Latent spaces for antimicrobial peptide design†
Abstract
Current antibacterial treatments cannot overcome the rapidly growing resistance of bacteria to antibiotic drugs, and novel treatment methods are required. One option is the development of new antimicrobial peptides (AMPs), to which bacterial resistance build-up is comparatively slow. Deep generative models have recently emerged as a powerful method for generating novel therapeutic candidates from existing datasets; however, there has been less research focused on evaluating the search spaces associated with these generators from which they sample their new data-points. In this research we employ five deep learning model architectures for de novo generation of antimicrobial peptide sequences and assess the properties of their associated latent spaces. We train a RNN, RNN with attention, WAE, AAE and Transformer model and compare their abilities to construct desirable latent spaces in 32, 64, and 128 dimensions. We assess reconstruction accuracy, generative capability, and model interpretability and demonstrate that while most models are able to create a partitioning in their latent spaces into regions of low and high AMP sampling probability, they do so in different manners and by appealing to different underlying physicochemical properties.

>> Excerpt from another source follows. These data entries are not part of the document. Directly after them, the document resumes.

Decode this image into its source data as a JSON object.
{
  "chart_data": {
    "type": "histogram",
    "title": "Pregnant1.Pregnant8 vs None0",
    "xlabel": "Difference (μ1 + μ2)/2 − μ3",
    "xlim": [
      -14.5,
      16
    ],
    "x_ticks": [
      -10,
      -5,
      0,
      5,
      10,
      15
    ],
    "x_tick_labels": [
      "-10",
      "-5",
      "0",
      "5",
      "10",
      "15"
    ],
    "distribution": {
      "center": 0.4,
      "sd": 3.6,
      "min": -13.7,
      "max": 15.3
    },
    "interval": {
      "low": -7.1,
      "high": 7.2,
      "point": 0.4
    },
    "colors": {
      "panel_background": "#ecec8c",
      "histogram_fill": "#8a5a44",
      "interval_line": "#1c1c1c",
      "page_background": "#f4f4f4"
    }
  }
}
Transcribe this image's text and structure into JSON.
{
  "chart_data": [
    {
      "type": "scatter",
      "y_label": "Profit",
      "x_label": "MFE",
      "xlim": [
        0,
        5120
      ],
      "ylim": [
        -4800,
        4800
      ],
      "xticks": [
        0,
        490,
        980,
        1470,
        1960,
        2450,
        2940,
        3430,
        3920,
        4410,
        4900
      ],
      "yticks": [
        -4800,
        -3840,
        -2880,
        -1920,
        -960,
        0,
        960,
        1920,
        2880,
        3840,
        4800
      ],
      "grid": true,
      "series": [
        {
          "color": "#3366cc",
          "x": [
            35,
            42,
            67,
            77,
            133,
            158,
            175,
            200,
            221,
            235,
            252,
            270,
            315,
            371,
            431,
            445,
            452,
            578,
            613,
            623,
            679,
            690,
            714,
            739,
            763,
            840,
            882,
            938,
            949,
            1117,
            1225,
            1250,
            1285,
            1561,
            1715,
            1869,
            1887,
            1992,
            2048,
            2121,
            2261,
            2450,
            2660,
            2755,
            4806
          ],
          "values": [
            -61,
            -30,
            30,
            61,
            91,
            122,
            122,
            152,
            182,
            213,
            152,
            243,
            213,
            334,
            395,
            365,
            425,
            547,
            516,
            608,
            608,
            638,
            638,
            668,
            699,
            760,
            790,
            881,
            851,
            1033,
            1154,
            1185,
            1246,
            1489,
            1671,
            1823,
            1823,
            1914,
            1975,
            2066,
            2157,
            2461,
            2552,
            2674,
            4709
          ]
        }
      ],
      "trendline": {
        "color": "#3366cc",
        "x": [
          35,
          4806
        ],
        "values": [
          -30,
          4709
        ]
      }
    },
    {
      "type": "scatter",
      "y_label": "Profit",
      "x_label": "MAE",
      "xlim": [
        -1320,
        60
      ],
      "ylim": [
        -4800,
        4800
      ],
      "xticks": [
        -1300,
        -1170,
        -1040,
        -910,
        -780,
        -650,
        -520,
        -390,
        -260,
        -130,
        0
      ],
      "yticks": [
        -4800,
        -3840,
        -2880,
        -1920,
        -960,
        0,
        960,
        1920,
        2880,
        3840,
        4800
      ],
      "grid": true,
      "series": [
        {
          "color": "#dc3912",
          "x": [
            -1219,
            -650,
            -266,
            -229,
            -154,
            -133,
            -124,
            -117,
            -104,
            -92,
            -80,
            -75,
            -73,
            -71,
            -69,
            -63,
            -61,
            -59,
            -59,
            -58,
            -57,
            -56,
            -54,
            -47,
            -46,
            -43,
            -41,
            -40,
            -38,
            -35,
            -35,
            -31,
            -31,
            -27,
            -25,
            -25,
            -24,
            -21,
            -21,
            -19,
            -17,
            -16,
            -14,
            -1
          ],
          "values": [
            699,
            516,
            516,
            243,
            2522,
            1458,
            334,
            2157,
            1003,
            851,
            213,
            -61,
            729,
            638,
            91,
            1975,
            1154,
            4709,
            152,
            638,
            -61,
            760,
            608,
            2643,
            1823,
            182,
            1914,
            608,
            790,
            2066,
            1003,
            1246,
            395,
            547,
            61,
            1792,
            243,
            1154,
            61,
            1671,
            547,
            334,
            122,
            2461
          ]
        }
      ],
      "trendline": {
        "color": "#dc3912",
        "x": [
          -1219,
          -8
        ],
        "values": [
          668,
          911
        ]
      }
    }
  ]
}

In this way we demonstrate several benchmarks that must be considered for such models and suggest that for optimization of search space properties, an ensemble methodology is most appropriate for design of new AMPs. We design an AMP discovery pipeline and present candidate sequences and properties from three models that achieved high benchmark scores. Overall, by tuning models and their accompanying latent spaces properly, targeted sampling of new anti-microbial peptides with ideal characteristics is achievable.